El escenario de variaciones de precios que impacta de forma directa sobre la estructura de gastos de las familias argentinas generó modificaciones sustanciales en los patrones de consumo alimentario de los hogares. En este contexto de reconfiguración presupuestaria, el consumo de carne de cerdo experimentó una expansión sostenida en las góndolas y carnicerías locales, consolidándose como una de las alternativas predilectas de la población debido a su competitividad de costos y a sus propiedades proteicas y nutricionales.
Un relevamiento de campo efectuado por Nuevo Diario en diversas bocas de expendio especializadas y carnicerías de la ciudad capital evidenció que la demanda de este producto ganadero registró una curva de crecimiento acelerada durante las últimas semanas. Los operadores comerciales del sector coinciden en que los clientes comenzaron a sustituir de manera habitual los cortes tradicionales de la canasta bovina por opciones porcinas, motivados principalmente por la brecha de valores existente entre ambas cadenas de producción.

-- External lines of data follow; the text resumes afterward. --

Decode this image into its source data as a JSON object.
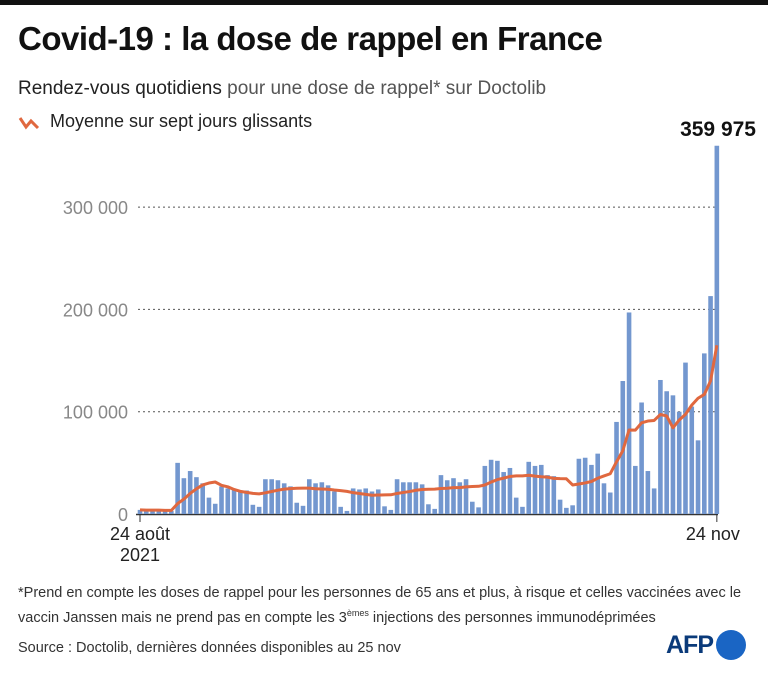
{
  "title": "Covid-19 : la dose de rappel en France",
  "subtitle": {
    "bold": "Rendez-vous quotidiens",
    "rest": " pour une dose de rappel* sur Doctolib"
  },
  "legend": {
    "label": "Moyenne sur sept jours glissants"
  },
  "footnote": {
    "part1": "*Prend en compte les doses de rappel pour les personnes de 65 ans et plus, à risque et celles vaccinées avec le vaccin Janssen mais ne prend pas en compte les 3",
    "sup": "èmes",
    "part2": " injections des personnes immunodéprimées"
  },
  "source": "Source : Doctolib, dernières données disponibles au 25 nov",
  "logo": "AFP",
  "colors": {
    "bars": "#7397cf",
    "line": "#e0683f"
  },
  "chart_data": {
    "type": "bar",
    "title": "Rendez-vous quotidiens pour une dose de rappel sur Doctolib",
    "x_start": "24 août 2021",
    "x_end": "24 nov",
    "x_labels": [
      {
        "line1": "24 août",
        "line2": "2021"
      },
      {
        "line1": "24 nov",
        "line2": ""
      }
    ],
    "ylim": [
      0,
      360000
    ],
    "yticks": [
      0,
      100000,
      200000,
      300000
    ],
    "ytick_labels": [
      "0",
      "100 000",
      "200 000",
      "300 000"
    ],
    "grid": true,
    "annotation": "359 975",
    "series": [
      {
        "name": "Rendez-vous quotidiens",
        "type": "bar",
        "values": [
          4000,
          3500,
          4000,
          3500,
          3000,
          3000,
          50000,
          35000,
          42000,
          36000,
          30000,
          16000,
          10000,
          27000,
          25000,
          24000,
          23000,
          23000,
          9000,
          7000,
          34000,
          34000,
          33000,
          30000,
          27000,
          11000,
          8000,
          34000,
          30000,
          31000,
          28000,
          22000,
          7000,
          3000,
          25000,
          24000,
          25000,
          22000,
          24000,
          7500,
          4000,
          34000,
          31000,
          31000,
          31000,
          29000,
          9500,
          5000,
          38000,
          33000,
          35000,
          31000,
          34000,
          12000,
          6500,
          47000,
          53000,
          52000,
          41000,
          45000,
          16000,
          7000,
          51000,
          47000,
          48000,
          38000,
          37000,
          14000,
          6000,
          8500,
          54000,
          55000,
          48000,
          59000,
          30000,
          21000,
          90000,
          130000,
          197000,
          47000,
          109000,
          42000,
          25000,
          131000,
          120000,
          116000,
          100000,
          148000,
          105000,
          72000,
          157000,
          213000,
          359975
        ]
      },
      {
        "name": "Moyenne sur sept jours glissants",
        "type": "line",
        "window": 7
      }
    ]
  }
}
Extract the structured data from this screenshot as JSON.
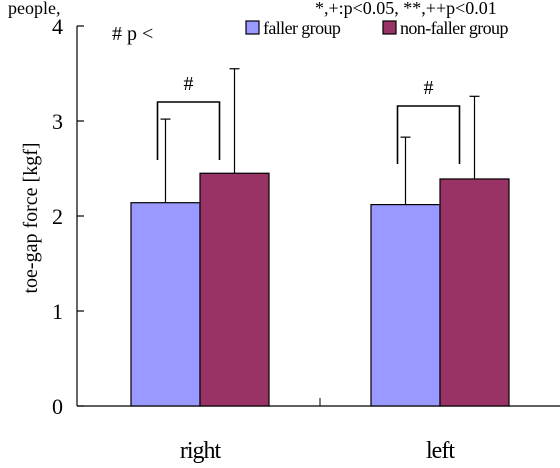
{
  "chart_data": {
    "type": "bar",
    "title": "",
    "xlabel": "",
    "ylabel": "toe-gap force [kgf]",
    "ylim": [
      0,
      4
    ],
    "yticks": [
      0,
      1,
      2,
      3,
      4
    ],
    "categories": [
      "right",
      "left"
    ],
    "series": [
      {
        "name": "faller group",
        "color": "#9999ff",
        "values": [
          2.14,
          2.12
        ],
        "error_upper": [
          3.02,
          2.83
        ]
      },
      {
        "name": "non-faller group",
        "color": "#993366",
        "values": [
          2.45,
          2.39
        ],
        "error_upper": [
          3.55,
          3.26
        ]
      }
    ],
    "significance": [
      "#",
      "#"
    ],
    "legend_position": "top-right",
    "grid": false,
    "annotations": {
      "top_left_text": "people,",
      "top_note": "*,+:p<0.05, **,++p<0.01",
      "legend_prefix": "# p <"
    }
  }
}
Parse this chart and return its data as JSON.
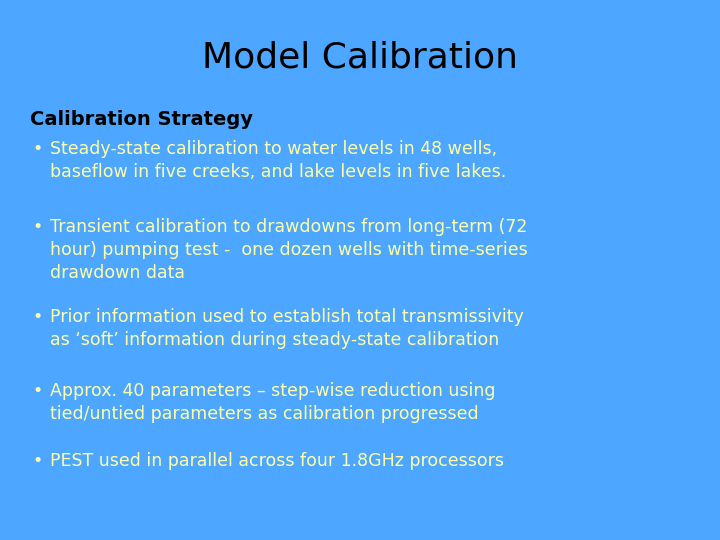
{
  "title": "Model Calibration",
  "title_fontsize": 26,
  "title_color": "#000000",
  "background_color": "#4da6ff",
  "section_header": "Calibration Strategy",
  "section_header_fontsize": 14,
  "section_header_color": "#000000",
  "bullet_color": "#ffffaa",
  "bullet_fontsize": 12.5,
  "bullets": [
    "Steady-state calibration to water levels in 48 wells,\nbaseflow in five creeks, and lake levels in five lakes.",
    "Transient calibration to drawdowns from long-term (72\nhour) pumping test -  one dozen wells with time-series\ndrawdown data",
    "Prior information used to establish total transmissivity\nas ‘soft’ information during steady-state calibration",
    "Approx. 40 parameters – step-wise reduction using\ntied/untied parameters as calibration progressed",
    "PEST used in parallel across four 1.8GHz processors"
  ]
}
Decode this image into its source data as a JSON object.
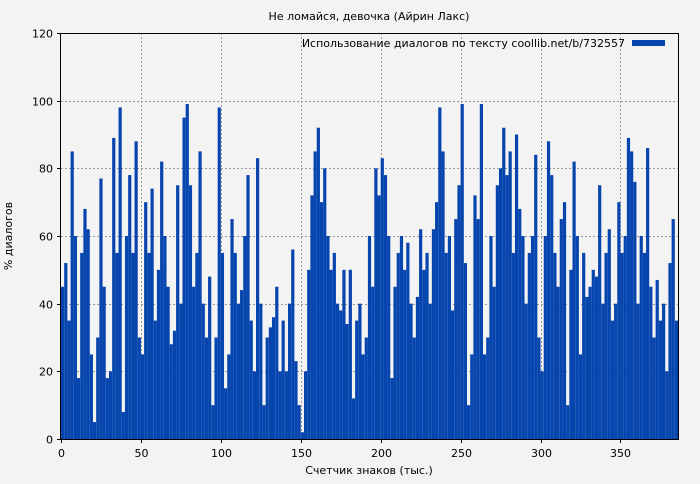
{
  "chart_data": {
    "type": "bar",
    "title": "Не ломайся, девочка (Айрин Лакс)",
    "xlabel": "Счетчик знаков (тыс.)",
    "ylabel": "% диалогов",
    "legend": {
      "label": "Использование диалогов по тексту coollib.net/b/732557",
      "placement": "top-right"
    },
    "xlim": [
      0,
      386
    ],
    "ylim": [
      0,
      120
    ],
    "xticks": [
      0,
      50,
      100,
      150,
      200,
      250,
      300,
      350
    ],
    "yticks": [
      0,
      20,
      40,
      60,
      80,
      100,
      120
    ],
    "grid": true,
    "bar_step": 2,
    "series_color": "#0645ad",
    "values": [
      45,
      52,
      35,
      85,
      60,
      18,
      55,
      68,
      62,
      25,
      5,
      30,
      77,
      45,
      18,
      20,
      89,
      55,
      98,
      8,
      60,
      78,
      55,
      88,
      30,
      25,
      70,
      55,
      74,
      35,
      50,
      82,
      60,
      45,
      28,
      32,
      75,
      40,
      95,
      99,
      75,
      45,
      55,
      85,
      40,
      30,
      48,
      10,
      30,
      98,
      55,
      15,
      25,
      65,
      55,
      40,
      44,
      60,
      78,
      35,
      20,
      83,
      40,
      10,
      30,
      33,
      36,
      45,
      20,
      35,
      20,
      40,
      56,
      23,
      10,
      2,
      20,
      50,
      72,
      85,
      92,
      70,
      80,
      60,
      50,
      55,
      40,
      38,
      50,
      34,
      50,
      12,
      35,
      40,
      25,
      30,
      60,
      45,
      80,
      72,
      83,
      78,
      60,
      18,
      45,
      55,
      60,
      50,
      58,
      40,
      30,
      42,
      62,
      50,
      55,
      40,
      62,
      70,
      98,
      85,
      55,
      60,
      38,
      65,
      75,
      99,
      52,
      10,
      25,
      72,
      65,
      99,
      25,
      30,
      60,
      45,
      75,
      80,
      92,
      78,
      85,
      55,
      90,
      68,
      60,
      40,
      55,
      60,
      84,
      30,
      20,
      60,
      88,
      78,
      55,
      45,
      65,
      70,
      10,
      50,
      82,
      60,
      25,
      55,
      42,
      45,
      50,
      48,
      75,
      40,
      55,
      62,
      35,
      40,
      70,
      55,
      60,
      89,
      85,
      76,
      40,
      60,
      55,
      86,
      45,
      30,
      47,
      35,
      40,
      20,
      52,
      65,
      35
    ]
  }
}
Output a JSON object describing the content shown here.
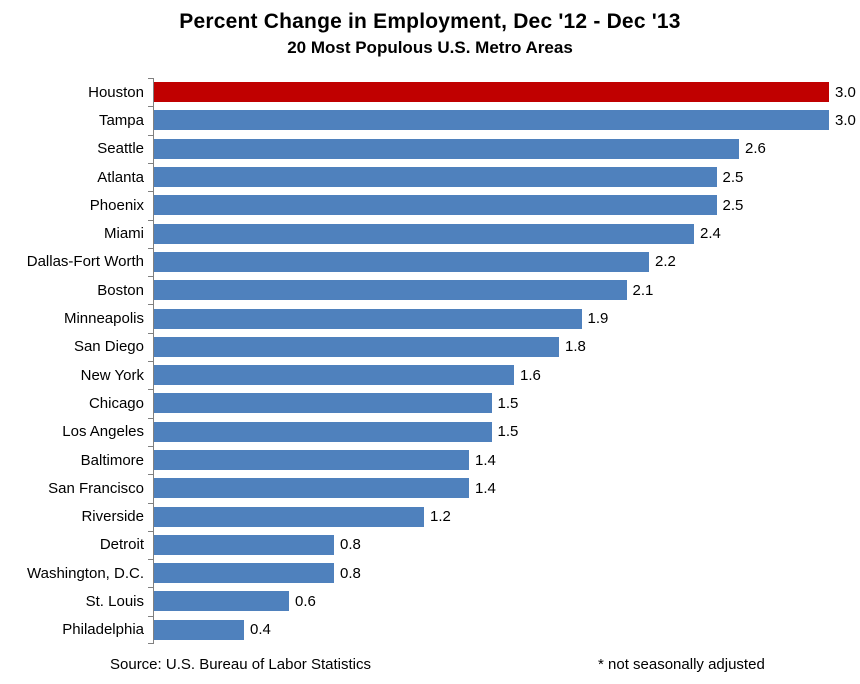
{
  "title": "Percent Change in Employment, Dec '12 - Dec '13",
  "subtitle": "20 Most Populous U.S. Metro Areas",
  "footer": {
    "source": "Source: U.S. Bureau of Labor Statistics",
    "note": "* not seasonally adjusted"
  },
  "colors": {
    "bar": "#4F81BD",
    "highlight": "#C00000",
    "axis": "#808080",
    "text": "#000000"
  },
  "chart_data": {
    "type": "bar",
    "orientation": "horizontal",
    "title": "Percent Change in Employment, Dec '12 - Dec '13",
    "subtitle": "20 Most Populous U.S. Metro Areas",
    "xlabel": "",
    "ylabel": "",
    "xlim": [
      0,
      3.0
    ],
    "grid": false,
    "legend": false,
    "value_labels": true,
    "highlighted_category": "Houston",
    "categories": [
      "Houston",
      "Tampa",
      "Seattle",
      "Atlanta",
      "Phoenix",
      "Miami",
      "Dallas-Fort Worth",
      "Boston",
      "Minneapolis",
      "San Diego",
      "New York",
      "Chicago",
      "Los Angeles",
      "Baltimore",
      "San Francisco",
      "Riverside",
      "Detroit",
      "Washington, D.C.",
      "St. Louis",
      "Philadelphia"
    ],
    "values": [
      3.0,
      3.0,
      2.6,
      2.5,
      2.5,
      2.4,
      2.2,
      2.1,
      1.9,
      1.8,
      1.6,
      1.5,
      1.5,
      1.4,
      1.4,
      1.2,
      0.8,
      0.8,
      0.6,
      0.4
    ]
  }
}
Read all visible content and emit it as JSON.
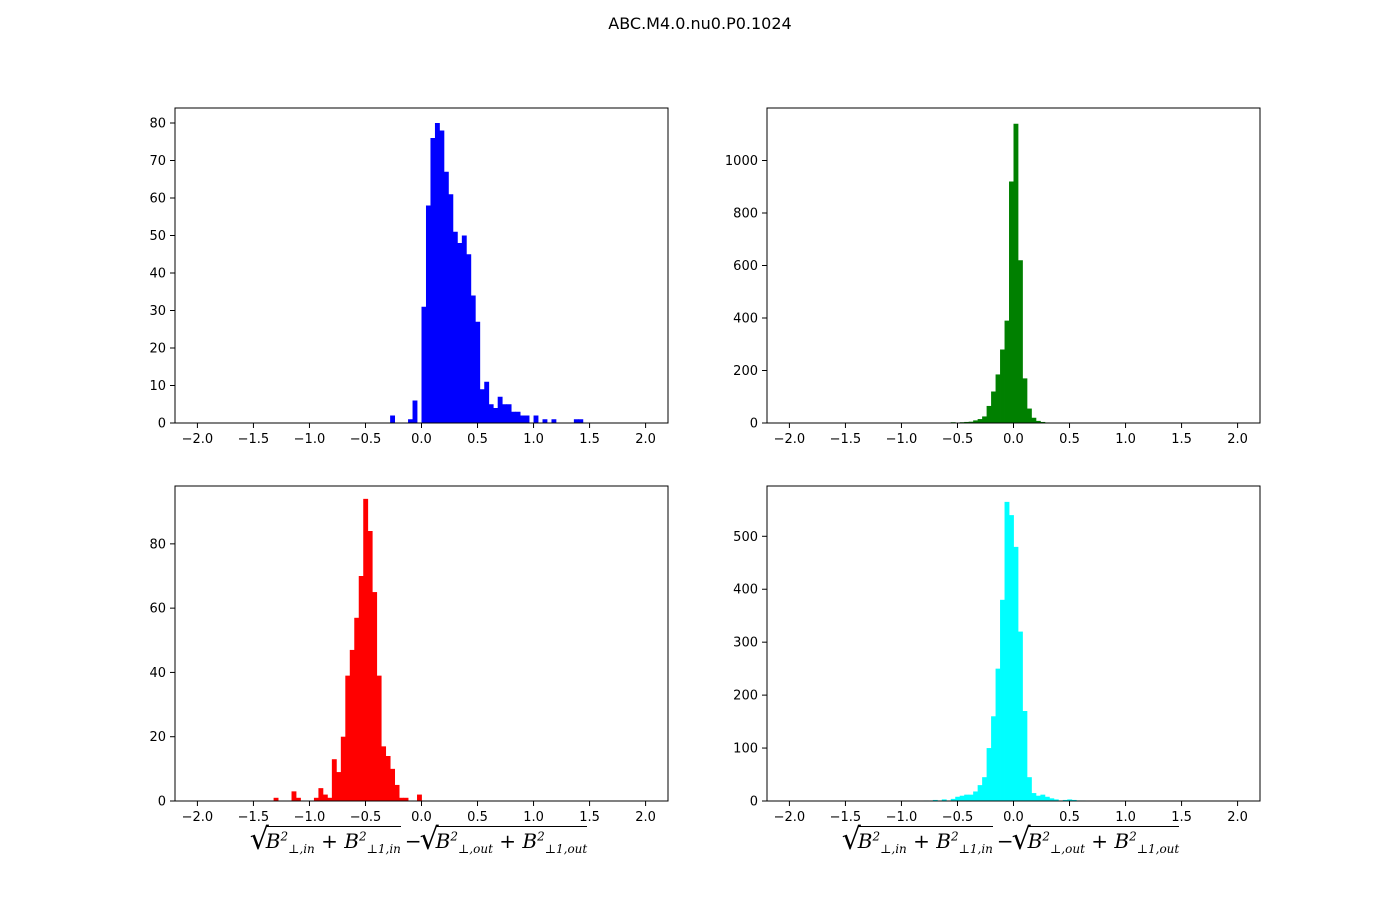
{
  "title": "ABC.M4.0.nu0.P0.1024",
  "chart_data": [
    {
      "type": "bar",
      "title": "",
      "xlabel": "",
      "ylabel": "",
      "color": "#0000ff",
      "xlim": [
        -2.2,
        2.2
      ],
      "ylim": [
        0,
        84
      ],
      "xticks": [
        -2.0,
        -1.5,
        -1.0,
        -0.5,
        0.0,
        0.5,
        1.0,
        1.5,
        2.0
      ],
      "yticks": [
        0,
        10,
        20,
        30,
        40,
        50,
        60,
        70,
        80
      ],
      "bin_width": 0.04,
      "bins": [
        [
          -0.28,
          2
        ],
        [
          -0.12,
          1
        ],
        [
          -0.08,
          6
        ],
        [
          0.0,
          31
        ],
        [
          0.04,
          58
        ],
        [
          0.08,
          76
        ],
        [
          0.12,
          80
        ],
        [
          0.16,
          78
        ],
        [
          0.2,
          67
        ],
        [
          0.24,
          61
        ],
        [
          0.28,
          51
        ],
        [
          0.32,
          48
        ],
        [
          0.36,
          50
        ],
        [
          0.4,
          45
        ],
        [
          0.44,
          34
        ],
        [
          0.48,
          27
        ],
        [
          0.52,
          9
        ],
        [
          0.56,
          11
        ],
        [
          0.6,
          5
        ],
        [
          0.64,
          4
        ],
        [
          0.68,
          7
        ],
        [
          0.72,
          5
        ],
        [
          0.76,
          5
        ],
        [
          0.8,
          3
        ],
        [
          0.84,
          3
        ],
        [
          0.88,
          2
        ],
        [
          0.92,
          2
        ],
        [
          1.0,
          2
        ],
        [
          1.08,
          1
        ],
        [
          1.16,
          1
        ],
        [
          1.36,
          1
        ],
        [
          1.4,
          1
        ]
      ]
    },
    {
      "type": "bar",
      "title": "",
      "xlabel": "",
      "ylabel": "",
      "color": "#008000",
      "xlim": [
        -2.2,
        2.2
      ],
      "ylim": [
        0,
        1200
      ],
      "xticks": [
        -2.0,
        -1.5,
        -1.0,
        -0.5,
        0.0,
        0.5,
        1.0,
        1.5,
        2.0
      ],
      "yticks": [
        0,
        200,
        400,
        600,
        800,
        1000
      ],
      "bin_width": 0.04,
      "bins": [
        [
          -0.56,
          3
        ],
        [
          -0.48,
          3
        ],
        [
          -0.44,
          4
        ],
        [
          -0.4,
          5
        ],
        [
          -0.36,
          10
        ],
        [
          -0.32,
          15
        ],
        [
          -0.28,
          25
        ],
        [
          -0.24,
          65
        ],
        [
          -0.2,
          120
        ],
        [
          -0.16,
          185
        ],
        [
          -0.12,
          280
        ],
        [
          -0.08,
          390
        ],
        [
          -0.04,
          920
        ],
        [
          0.0,
          1140
        ],
        [
          0.04,
          620
        ],
        [
          0.08,
          170
        ],
        [
          0.12,
          55
        ],
        [
          0.16,
          20
        ],
        [
          0.2,
          8
        ],
        [
          0.24,
          4
        ],
        [
          0.28,
          2
        ]
      ]
    },
    {
      "type": "bar",
      "title": "",
      "xlabel": "sqrt(B⊥,in² + B⊥1,in²) − sqrt(B⊥,out² + B⊥1,out²)",
      "ylabel": "",
      "color": "#ff0000",
      "xlim": [
        -2.2,
        2.2
      ],
      "ylim": [
        0,
        98
      ],
      "xticks": [
        -2.0,
        -1.5,
        -1.0,
        -0.5,
        0.0,
        0.5,
        1.0,
        1.5,
        2.0
      ],
      "yticks": [
        0,
        20,
        40,
        60,
        80
      ],
      "bin_width": 0.04,
      "bins": [
        [
          -1.32,
          1
        ],
        [
          -1.16,
          3
        ],
        [
          -1.12,
          1
        ],
        [
          -0.96,
          1
        ],
        [
          -0.92,
          4
        ],
        [
          -0.88,
          2
        ],
        [
          -0.84,
          1
        ],
        [
          -0.8,
          13
        ],
        [
          -0.76,
          9
        ],
        [
          -0.72,
          20
        ],
        [
          -0.68,
          39
        ],
        [
          -0.64,
          47
        ],
        [
          -0.6,
          57
        ],
        [
          -0.56,
          70
        ],
        [
          -0.52,
          94
        ],
        [
          -0.48,
          84
        ],
        [
          -0.44,
          65
        ],
        [
          -0.4,
          39
        ],
        [
          -0.36,
          17
        ],
        [
          -0.32,
          14
        ],
        [
          -0.28,
          10
        ],
        [
          -0.24,
          5
        ],
        [
          -0.2,
          1
        ],
        [
          -0.16,
          1
        ],
        [
          -0.04,
          2
        ]
      ]
    },
    {
      "type": "bar",
      "title": "",
      "xlabel": "sqrt(B⊥,in² + B⊥1,in²) − sqrt(B⊥,out² + B⊥1,out²)",
      "ylabel": "",
      "color": "#00ffff",
      "xlim": [
        -2.2,
        2.2
      ],
      "ylim": [
        0,
        595
      ],
      "xticks": [
        -2.0,
        -1.5,
        -1.0,
        -0.5,
        0.0,
        0.5,
        1.0,
        1.5,
        2.0
      ],
      "yticks": [
        0,
        100,
        200,
        300,
        400,
        500
      ],
      "bin_width": 0.04,
      "bins": [
        [
          -0.8,
          1
        ],
        [
          -0.72,
          2
        ],
        [
          -0.64,
          3
        ],
        [
          -0.56,
          4
        ],
        [
          -0.52,
          8
        ],
        [
          -0.48,
          10
        ],
        [
          -0.44,
          12
        ],
        [
          -0.4,
          12
        ],
        [
          -0.36,
          18
        ],
        [
          -0.32,
          30
        ],
        [
          -0.28,
          45
        ],
        [
          -0.24,
          100
        ],
        [
          -0.2,
          160
        ],
        [
          -0.16,
          250
        ],
        [
          -0.12,
          380
        ],
        [
          -0.08,
          565
        ],
        [
          -0.04,
          540
        ],
        [
          0.0,
          480
        ],
        [
          0.04,
          320
        ],
        [
          0.08,
          170
        ],
        [
          0.12,
          45
        ],
        [
          0.16,
          15
        ],
        [
          0.2,
          10
        ],
        [
          0.24,
          12
        ],
        [
          0.28,
          8
        ],
        [
          0.32,
          5
        ],
        [
          0.36,
          3
        ],
        [
          0.44,
          2
        ],
        [
          0.48,
          3
        ],
        [
          0.52,
          2
        ],
        [
          0.56,
          1
        ],
        [
          0.6,
          1
        ]
      ]
    }
  ]
}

Brecha de precios y comportamiento de la demanda en los mostradores
De acuerdo con los datos comerciales recabados en los mostradores de atención al público, los cortes vinculados a la preparación de asados y comidas tradicionales de fin de semana concentran el mayor volumen marginal de transacciones. Los expendedores locales detallaron la siguiente estructura de precios de referencia para las piezas de mayor rotación comercial:
- Vacío y matambre de cerdo: Se consolidan como los cortes de mayor demanda estacional para la parrilla, comercializándose a un valor de referencia de $10.000 por kilogramo.
- Carré de cerdo: Una de las piezas más versátiles para el consumo diario en el hogar, cuyo precio en las pizarras se ubica en el orden de los $9.200 por kilogramo.
- Chuleta de cerdo: Representa la opción más económica de la media res porcina para la elaboración de minutas familiares, sosteniendo un valor promedio de $7.000 el kilogramo.
Los encargados de los locales comerciales señalaron que, si bien persisten diferencias de sabor e identidad culinaria, las cualidades magras y el rendimiento de la carne porcina actual —fruto del mejoramiento genético de las últimas décadas— diluyeron la resistencia histórica de los consumidores, quienes asimilan el producto como un sustituto directo y saludable de la carne de ternera o novillo.
Estrategias de ahorro familiar y perspectivas del sector comercial
Frente al encarecimiento relativo de la canasta básica total, las familias de la provincia implementan metodologías de compra combinadas. Los carniceros describieron que se volvió una práctica frecuente la adquisición fraccionada de distintas variedades de carne (porcina, aviar y bovina) en una misma compra semanal, un mecanismo que permite optimizar los menús diarios y diversificar el aporte de nutrientes sin resignar la presencia de proteínas animales en la mesa familiar.
Los referentes del eslabón minorista concluyeron que los hábitos de los consumidores mutaron hacia un esquema de compras estrictamente planificadas y medidas por volumen de presupuesto diario. Las proyecciones operativas para el sector sugieren que la carne de cerdo continuará expandiendo su participación en el mercado interno y fidelizando nuevos segmentos de consumidores, en la medida en que la cadena porcina logre sostener sus niveles de eficiencia de costos y mantener la ventaja competitiva en los precios de mostrador.